According to the lawsuit, Glenford Turner said he underwent a robotic-assisted laparoscopic prostatectomy on Aug. 30, 2013. He went back to the hospital on March 29, 2017 to get an MRI after experiencing stomach pain and dizziness for a while.
“X-rays revealed the presence of an abandoned scalpel inside Mr. Turner’s body. Doctors confirmed that is was the scalpel knife used during Turner’s radical prostatectomy — performed four years earlier at the West Haven VA,” Turner’s lawyer, Joel Faxon said.
Faxon said the incident was “an incomprehensible level of incompetence.” He explained that the surgery took five hours instead of the one hour it should have taken and they failed to take X-rays after the procedure to ensure no instruments were left in the body.
“It is shocking that in return for that service the VA thanked him by deploying a rookie surgical trainee to perform the surgery who showed an incomprehensible level of incompetence by losing the scalpel in Mr. Turner’s abdomen and not bothering to find it. He just sewed him up and moved on to his next victim,” he said.
Faxon added that he’s shocked Turner is still alive because the scalpel could have pierced his bowel, intestines and stomach.
The lawsuit demands unspecified compensatory damages and alleges Turner suffered pain, additional surgery, rehabilitation, medical costs and loss of income.
The medical malpractice case caught the attention of U.S. Sen. Richard Blumenthal, a Connecticut Democrat.
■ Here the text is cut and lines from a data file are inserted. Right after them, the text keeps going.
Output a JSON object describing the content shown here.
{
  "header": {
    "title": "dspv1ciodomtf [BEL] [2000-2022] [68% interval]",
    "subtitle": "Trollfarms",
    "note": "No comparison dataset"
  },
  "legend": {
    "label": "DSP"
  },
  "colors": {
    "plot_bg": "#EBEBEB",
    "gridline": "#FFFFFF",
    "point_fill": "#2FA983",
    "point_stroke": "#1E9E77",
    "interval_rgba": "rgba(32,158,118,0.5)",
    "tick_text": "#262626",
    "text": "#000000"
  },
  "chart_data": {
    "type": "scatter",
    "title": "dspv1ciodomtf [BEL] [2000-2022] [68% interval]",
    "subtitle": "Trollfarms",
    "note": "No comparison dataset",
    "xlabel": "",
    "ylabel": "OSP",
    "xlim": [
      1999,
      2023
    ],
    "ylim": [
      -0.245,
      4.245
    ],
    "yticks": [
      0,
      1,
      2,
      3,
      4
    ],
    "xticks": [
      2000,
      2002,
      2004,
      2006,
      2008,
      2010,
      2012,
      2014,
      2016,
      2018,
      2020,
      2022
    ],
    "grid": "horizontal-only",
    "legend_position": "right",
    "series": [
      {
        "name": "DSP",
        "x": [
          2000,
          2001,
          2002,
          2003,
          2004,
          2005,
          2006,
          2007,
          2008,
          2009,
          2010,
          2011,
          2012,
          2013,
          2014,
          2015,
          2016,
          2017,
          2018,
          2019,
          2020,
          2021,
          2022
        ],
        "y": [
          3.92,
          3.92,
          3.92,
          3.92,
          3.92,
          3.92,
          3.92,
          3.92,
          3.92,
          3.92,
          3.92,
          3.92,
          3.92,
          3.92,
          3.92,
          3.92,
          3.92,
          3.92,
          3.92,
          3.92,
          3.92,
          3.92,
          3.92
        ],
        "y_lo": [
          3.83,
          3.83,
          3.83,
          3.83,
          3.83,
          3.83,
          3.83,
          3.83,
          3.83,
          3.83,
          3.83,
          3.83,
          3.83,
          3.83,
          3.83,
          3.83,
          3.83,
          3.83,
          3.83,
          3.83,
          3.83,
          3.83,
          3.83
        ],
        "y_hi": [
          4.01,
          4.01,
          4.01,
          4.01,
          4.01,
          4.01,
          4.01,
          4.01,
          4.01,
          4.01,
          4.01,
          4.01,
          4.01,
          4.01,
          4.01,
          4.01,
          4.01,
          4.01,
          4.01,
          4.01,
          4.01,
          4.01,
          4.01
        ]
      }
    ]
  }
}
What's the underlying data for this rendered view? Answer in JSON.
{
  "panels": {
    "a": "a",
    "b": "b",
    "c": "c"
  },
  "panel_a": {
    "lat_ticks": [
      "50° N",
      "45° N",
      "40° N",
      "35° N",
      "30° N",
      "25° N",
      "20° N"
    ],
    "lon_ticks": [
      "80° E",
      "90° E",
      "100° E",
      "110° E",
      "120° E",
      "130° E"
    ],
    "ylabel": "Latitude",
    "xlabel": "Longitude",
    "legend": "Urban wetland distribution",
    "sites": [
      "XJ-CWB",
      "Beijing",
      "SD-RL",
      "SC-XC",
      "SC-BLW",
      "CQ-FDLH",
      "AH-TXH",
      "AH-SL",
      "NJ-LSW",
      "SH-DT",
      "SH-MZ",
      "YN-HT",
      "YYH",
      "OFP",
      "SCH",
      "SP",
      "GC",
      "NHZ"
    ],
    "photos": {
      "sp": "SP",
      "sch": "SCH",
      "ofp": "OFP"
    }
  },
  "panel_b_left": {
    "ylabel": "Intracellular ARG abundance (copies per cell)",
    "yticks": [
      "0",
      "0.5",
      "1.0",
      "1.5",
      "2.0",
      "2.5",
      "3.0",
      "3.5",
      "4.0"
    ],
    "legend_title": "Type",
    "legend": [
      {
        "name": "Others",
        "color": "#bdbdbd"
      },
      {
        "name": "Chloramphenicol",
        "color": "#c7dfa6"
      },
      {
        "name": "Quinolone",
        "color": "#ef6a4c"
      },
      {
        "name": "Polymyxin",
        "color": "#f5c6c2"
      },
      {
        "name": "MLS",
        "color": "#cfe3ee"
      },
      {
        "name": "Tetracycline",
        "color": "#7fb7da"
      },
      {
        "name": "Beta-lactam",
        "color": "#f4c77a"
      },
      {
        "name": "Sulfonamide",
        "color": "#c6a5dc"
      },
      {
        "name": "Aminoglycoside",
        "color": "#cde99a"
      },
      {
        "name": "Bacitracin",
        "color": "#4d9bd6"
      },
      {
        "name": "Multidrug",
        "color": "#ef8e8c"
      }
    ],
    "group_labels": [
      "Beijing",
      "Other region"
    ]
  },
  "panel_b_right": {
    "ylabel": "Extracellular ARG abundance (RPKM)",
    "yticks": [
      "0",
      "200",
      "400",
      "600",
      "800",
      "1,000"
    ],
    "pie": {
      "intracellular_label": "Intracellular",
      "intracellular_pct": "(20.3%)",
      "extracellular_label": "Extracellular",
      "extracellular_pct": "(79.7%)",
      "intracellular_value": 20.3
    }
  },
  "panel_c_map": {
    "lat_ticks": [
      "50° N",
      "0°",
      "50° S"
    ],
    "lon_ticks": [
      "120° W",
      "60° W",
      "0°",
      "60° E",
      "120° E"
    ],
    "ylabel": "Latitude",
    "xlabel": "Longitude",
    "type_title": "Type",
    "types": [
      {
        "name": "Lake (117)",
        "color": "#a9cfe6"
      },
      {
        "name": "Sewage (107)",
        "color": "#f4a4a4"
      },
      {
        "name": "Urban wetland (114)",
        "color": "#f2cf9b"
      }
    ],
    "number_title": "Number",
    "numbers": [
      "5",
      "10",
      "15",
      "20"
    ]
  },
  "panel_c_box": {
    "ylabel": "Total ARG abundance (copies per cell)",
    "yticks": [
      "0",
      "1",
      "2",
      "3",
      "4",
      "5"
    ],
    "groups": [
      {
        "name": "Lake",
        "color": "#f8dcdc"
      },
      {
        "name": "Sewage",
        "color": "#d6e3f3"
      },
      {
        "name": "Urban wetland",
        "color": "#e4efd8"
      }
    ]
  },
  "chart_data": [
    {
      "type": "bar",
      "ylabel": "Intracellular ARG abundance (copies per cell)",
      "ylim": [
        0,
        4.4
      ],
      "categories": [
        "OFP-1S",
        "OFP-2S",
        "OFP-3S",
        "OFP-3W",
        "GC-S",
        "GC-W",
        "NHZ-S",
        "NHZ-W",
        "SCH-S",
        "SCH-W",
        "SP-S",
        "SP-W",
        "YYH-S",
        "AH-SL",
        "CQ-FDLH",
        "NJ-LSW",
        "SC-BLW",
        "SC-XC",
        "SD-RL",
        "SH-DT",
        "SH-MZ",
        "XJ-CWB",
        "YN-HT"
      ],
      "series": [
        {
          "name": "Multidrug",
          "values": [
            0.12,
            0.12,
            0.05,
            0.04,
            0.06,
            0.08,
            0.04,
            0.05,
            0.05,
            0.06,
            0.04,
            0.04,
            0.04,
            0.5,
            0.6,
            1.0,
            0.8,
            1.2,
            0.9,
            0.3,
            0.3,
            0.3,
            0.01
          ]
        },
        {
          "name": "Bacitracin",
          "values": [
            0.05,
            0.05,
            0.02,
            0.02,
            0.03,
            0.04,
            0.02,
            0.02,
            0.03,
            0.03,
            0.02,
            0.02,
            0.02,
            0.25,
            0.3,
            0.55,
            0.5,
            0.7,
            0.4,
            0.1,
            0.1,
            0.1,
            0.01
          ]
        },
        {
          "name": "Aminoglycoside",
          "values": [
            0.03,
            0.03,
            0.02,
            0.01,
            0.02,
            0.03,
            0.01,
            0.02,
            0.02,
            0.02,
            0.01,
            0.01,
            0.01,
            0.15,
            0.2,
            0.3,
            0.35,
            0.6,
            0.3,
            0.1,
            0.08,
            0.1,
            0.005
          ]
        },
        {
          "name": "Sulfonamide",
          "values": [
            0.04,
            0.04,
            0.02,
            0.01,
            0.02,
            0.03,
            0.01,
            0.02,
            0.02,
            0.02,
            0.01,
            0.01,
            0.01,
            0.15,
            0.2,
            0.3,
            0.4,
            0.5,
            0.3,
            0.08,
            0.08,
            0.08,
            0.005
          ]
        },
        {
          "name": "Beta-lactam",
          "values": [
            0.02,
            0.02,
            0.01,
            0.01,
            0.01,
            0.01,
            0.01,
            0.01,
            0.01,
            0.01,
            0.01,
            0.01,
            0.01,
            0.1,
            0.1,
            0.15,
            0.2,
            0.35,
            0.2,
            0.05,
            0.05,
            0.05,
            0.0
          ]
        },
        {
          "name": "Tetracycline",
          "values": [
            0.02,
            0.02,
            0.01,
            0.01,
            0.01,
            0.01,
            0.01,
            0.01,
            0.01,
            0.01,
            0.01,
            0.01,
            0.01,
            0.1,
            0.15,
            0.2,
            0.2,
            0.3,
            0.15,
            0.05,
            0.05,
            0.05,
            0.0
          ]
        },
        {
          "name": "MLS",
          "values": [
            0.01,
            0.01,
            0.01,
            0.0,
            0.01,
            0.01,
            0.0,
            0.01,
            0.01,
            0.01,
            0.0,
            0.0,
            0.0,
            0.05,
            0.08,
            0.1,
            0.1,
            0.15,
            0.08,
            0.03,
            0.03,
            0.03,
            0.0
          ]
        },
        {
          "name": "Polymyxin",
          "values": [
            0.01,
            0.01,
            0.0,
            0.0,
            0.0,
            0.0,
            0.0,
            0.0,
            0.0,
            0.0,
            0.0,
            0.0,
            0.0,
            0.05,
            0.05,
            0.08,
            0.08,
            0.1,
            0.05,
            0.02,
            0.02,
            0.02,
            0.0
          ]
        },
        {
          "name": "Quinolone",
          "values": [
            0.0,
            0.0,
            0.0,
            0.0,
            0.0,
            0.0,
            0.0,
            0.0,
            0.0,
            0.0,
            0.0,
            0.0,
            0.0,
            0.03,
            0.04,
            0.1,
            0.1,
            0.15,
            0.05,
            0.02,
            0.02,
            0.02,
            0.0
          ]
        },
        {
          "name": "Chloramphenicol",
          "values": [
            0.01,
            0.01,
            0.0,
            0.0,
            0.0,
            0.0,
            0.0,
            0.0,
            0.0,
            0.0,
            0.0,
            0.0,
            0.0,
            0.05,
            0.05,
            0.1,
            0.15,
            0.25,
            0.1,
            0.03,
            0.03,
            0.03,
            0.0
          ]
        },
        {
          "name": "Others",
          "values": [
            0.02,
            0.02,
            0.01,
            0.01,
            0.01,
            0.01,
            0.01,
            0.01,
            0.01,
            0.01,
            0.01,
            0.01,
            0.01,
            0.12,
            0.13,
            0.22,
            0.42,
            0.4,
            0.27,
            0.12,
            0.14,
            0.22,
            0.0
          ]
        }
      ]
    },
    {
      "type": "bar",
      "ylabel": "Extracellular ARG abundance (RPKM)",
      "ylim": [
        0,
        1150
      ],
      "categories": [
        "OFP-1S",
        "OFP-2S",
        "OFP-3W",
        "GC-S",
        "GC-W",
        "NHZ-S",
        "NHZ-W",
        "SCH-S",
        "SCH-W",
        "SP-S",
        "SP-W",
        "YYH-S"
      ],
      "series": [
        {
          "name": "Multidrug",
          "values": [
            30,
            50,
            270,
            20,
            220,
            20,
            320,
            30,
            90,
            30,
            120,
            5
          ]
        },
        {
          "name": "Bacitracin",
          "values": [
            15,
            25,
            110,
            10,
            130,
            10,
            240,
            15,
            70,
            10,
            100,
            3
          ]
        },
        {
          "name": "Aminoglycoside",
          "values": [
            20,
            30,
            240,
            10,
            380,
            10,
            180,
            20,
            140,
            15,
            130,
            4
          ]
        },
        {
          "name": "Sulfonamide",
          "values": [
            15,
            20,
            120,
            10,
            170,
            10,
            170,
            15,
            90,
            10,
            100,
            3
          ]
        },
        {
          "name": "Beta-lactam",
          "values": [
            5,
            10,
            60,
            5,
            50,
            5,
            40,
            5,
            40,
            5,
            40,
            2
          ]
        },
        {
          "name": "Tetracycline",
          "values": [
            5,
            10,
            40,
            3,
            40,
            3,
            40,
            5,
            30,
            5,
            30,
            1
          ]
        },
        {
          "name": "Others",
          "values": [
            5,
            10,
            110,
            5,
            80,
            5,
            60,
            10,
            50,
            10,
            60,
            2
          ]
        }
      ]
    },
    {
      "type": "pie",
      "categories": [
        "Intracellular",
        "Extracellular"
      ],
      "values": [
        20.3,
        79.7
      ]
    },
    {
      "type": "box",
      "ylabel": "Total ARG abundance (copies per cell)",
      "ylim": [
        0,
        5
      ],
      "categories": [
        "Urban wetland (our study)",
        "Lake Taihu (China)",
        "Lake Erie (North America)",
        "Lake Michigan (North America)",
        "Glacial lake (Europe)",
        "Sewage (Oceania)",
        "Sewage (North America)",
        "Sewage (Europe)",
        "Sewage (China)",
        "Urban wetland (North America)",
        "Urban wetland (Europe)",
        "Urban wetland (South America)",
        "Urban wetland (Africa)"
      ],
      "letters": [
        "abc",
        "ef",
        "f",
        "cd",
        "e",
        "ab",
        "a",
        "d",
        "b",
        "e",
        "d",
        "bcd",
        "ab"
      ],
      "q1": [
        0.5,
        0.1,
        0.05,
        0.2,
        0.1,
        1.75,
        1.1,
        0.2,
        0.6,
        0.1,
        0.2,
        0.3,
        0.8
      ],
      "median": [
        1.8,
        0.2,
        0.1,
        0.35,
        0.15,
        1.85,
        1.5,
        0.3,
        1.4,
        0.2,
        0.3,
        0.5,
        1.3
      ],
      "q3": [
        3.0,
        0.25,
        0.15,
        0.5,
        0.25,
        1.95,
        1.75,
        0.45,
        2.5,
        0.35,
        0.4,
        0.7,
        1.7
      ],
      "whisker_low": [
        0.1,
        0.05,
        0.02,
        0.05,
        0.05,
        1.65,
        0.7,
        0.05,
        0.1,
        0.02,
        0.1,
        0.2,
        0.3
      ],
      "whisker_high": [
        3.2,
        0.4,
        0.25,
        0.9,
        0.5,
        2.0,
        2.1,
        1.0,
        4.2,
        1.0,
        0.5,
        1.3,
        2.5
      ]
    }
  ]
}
He said he was stunned and appalled after finding out about the case.
“I have asked for a detailed explanation from VA of this deeply troubling report,” Blumenthal said in a statement. “I am demanding also full accountability so this kind of horrific negligence never happens again.”
VA is also currently being sued by the wife of a veteran who died in 2016 while on the surgical wait list for a new heart valve.
George Walker went to the hospital in June that year after experiencing shortness of breath. He was diagnosed with aortic stenosis and put on a waitlist to get a new valve. His surgery was scheduled for July 5, but he died on July 1 in his home.
Peggy Walker said the hospital never told them how serious the condition was and that they should have never sent him home.
“If we didn’t think we were going to get the right care there, we would have gone somewhere else. He was just a happy man who didn’t know.”
The lawsuit demands an unspecified amount of damages.